Vegetarian No-Eggs Benedict
- 2 sourdough English muffins (for a more formal brunch, use crumpets (allow 2 per serving))
- 1 TBSP vegan butter
- ½ tsp ground cinnamon (4 pinches)
- 1.5 oz spinach (chiffonade*, or other nutritious green such as arugula or kale.)
- 1 apples (Jonagolds are inexpensive and taste great)
- 4 oz Cotswold cheese (an English cheddar with onion and chive. Any mild cheddar will work. Substitute vegan cheese if you like. )
- ½ cup coconut cream (or cashew cream)
- 1 oz herb for garnish (dill, alfalfa sprouts, or fennel fronds, chives)
- 2 oranges (sliced)
Prepare the Ingredients
- Toast the English muffins until lightly browned. Allow extra time for crumpets.
- Make the fresh cashew cream.
- While the muffins are toasting, slice the apples horizontally. Remove the core. Melt the butter butter in a skillet over medium heat. Add the apples and cook until warm an, lightly browned, and no longer crunchy. Put a pinch of cinnamon on the top side of each apple slice.

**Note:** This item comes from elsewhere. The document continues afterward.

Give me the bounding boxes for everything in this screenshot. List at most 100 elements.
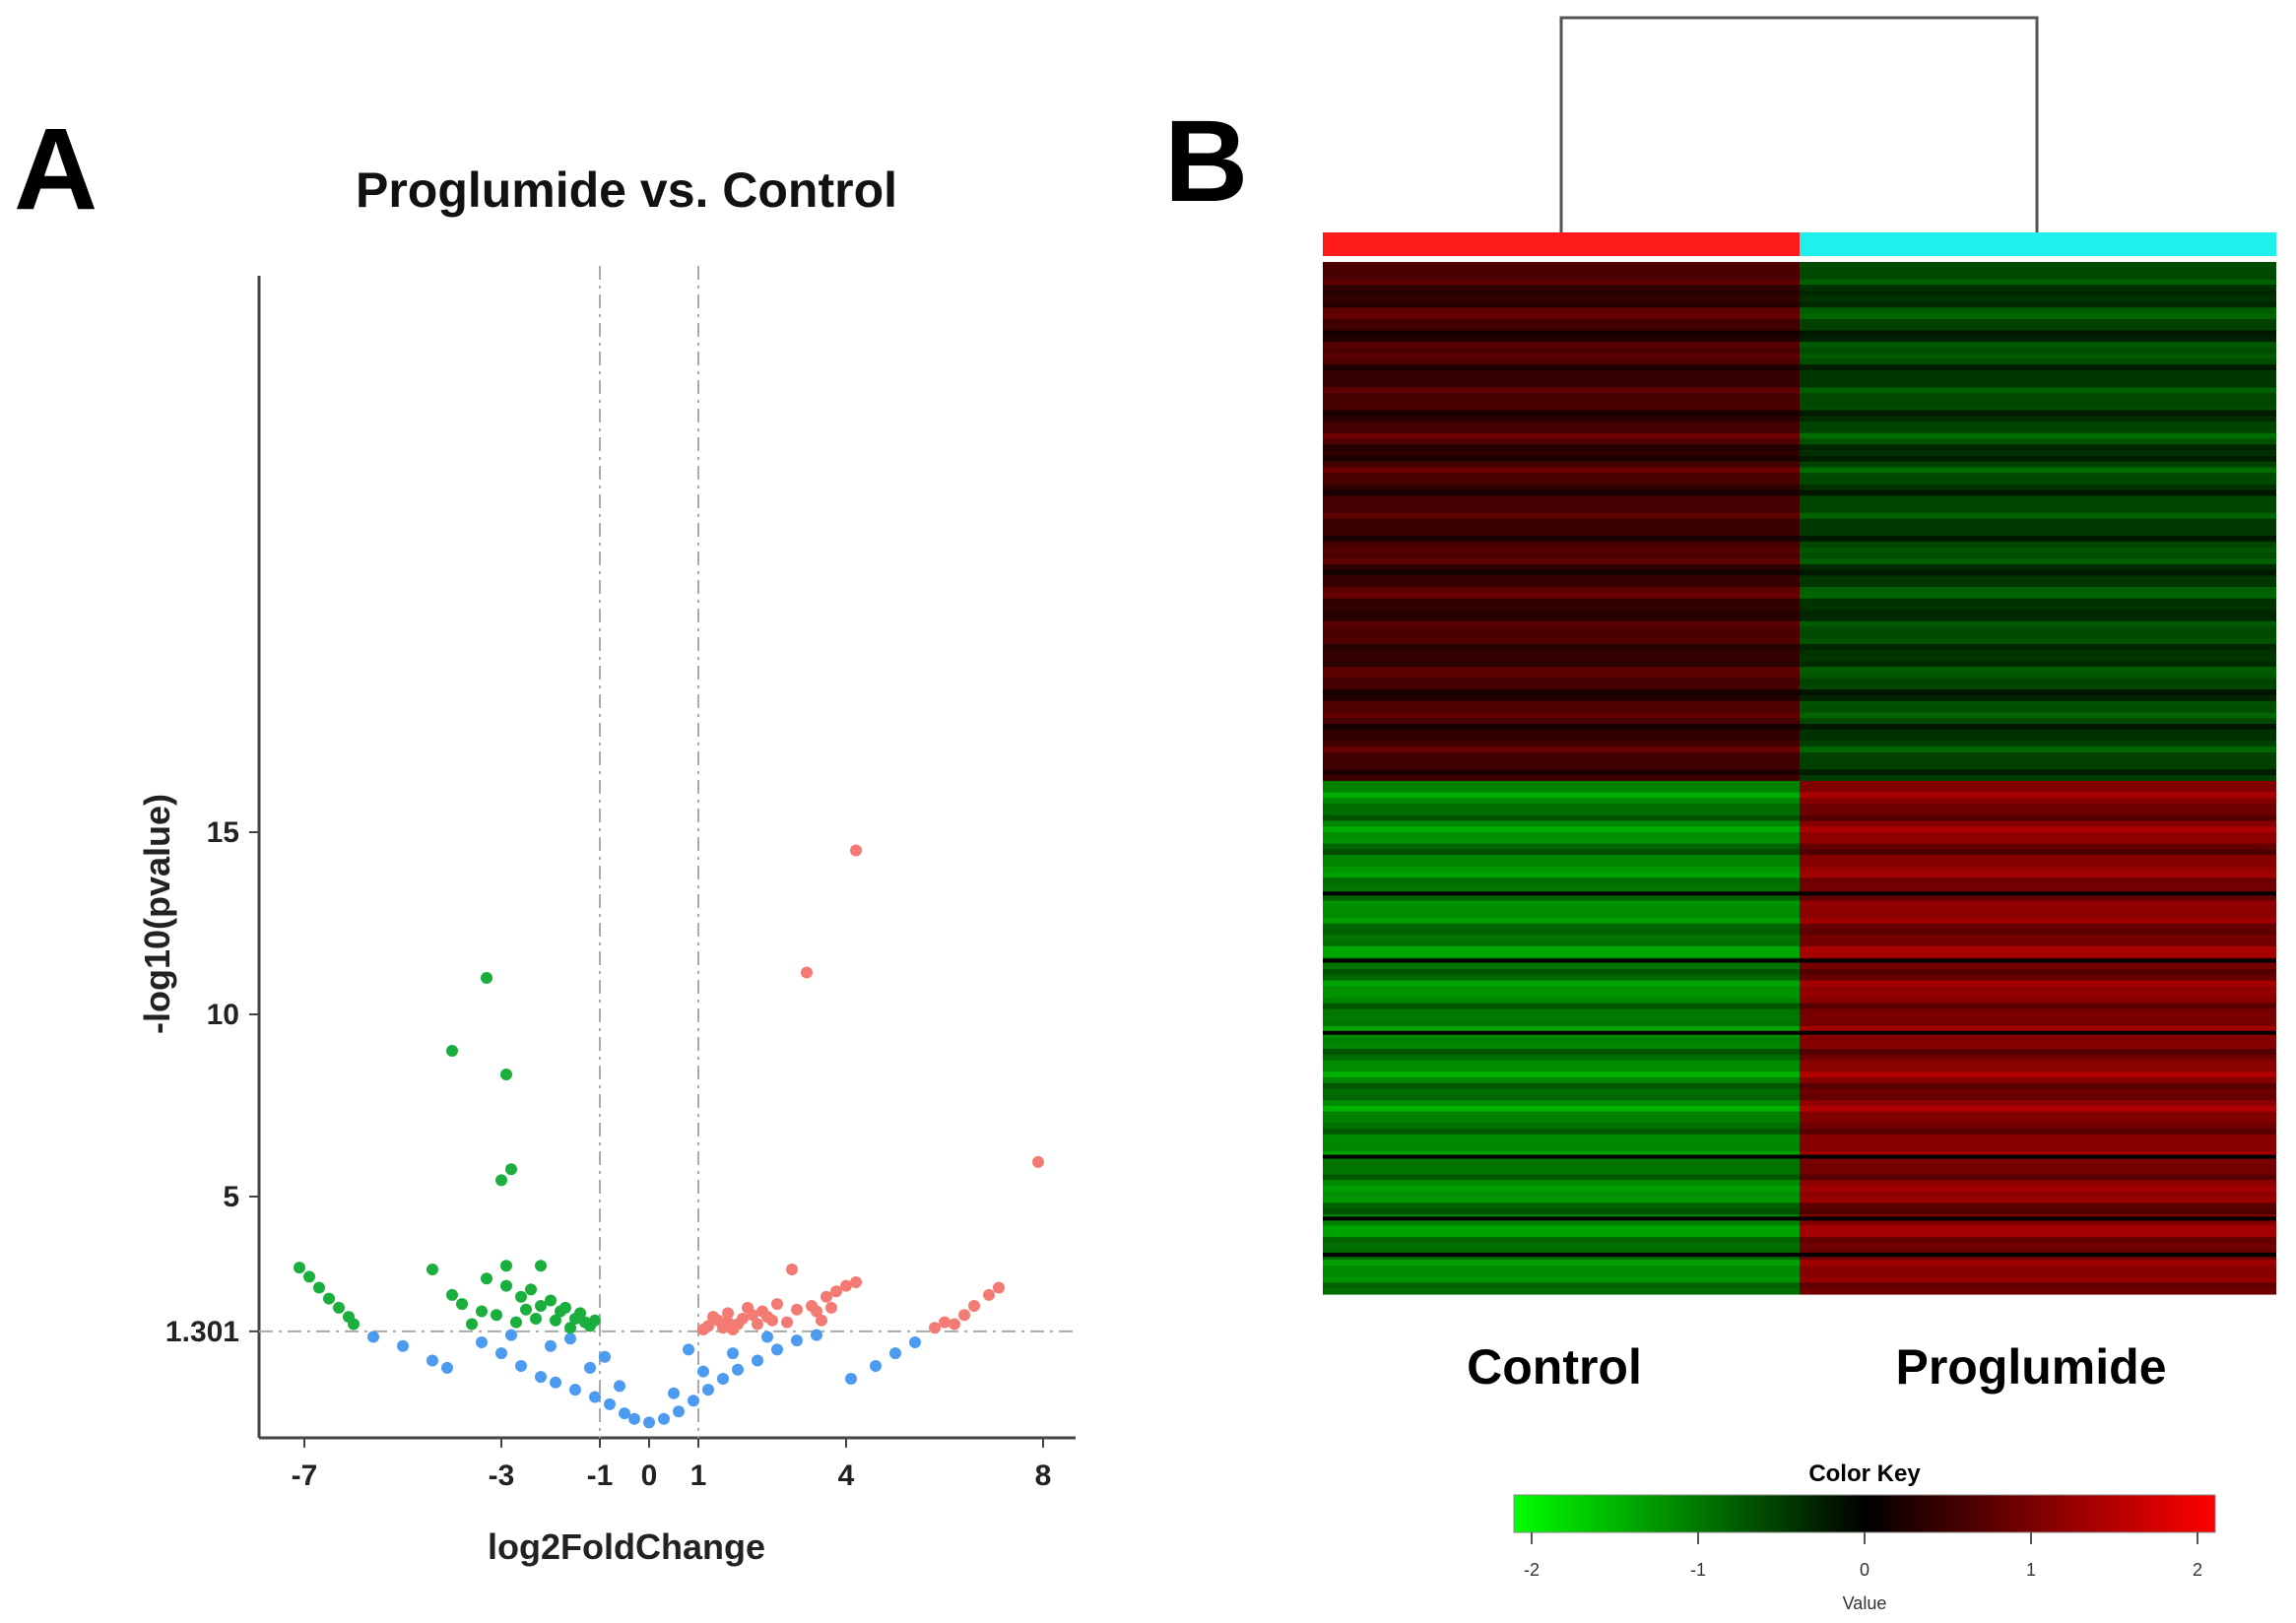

- Lay the English muffin halves open face on a serving plate.
- Add a bed of spinach, arugula, or kale chiffonade to each muffin half.
- Top each muffin with an apple slice and a thin slice of the Cotswold cheese.
- Drizzle your cream of choice on top of the open face sandwich.
- Garnish with a few sprouts or fronds of dill, chives, or fennel.
- Decorate the plate with 3-5 orange slices.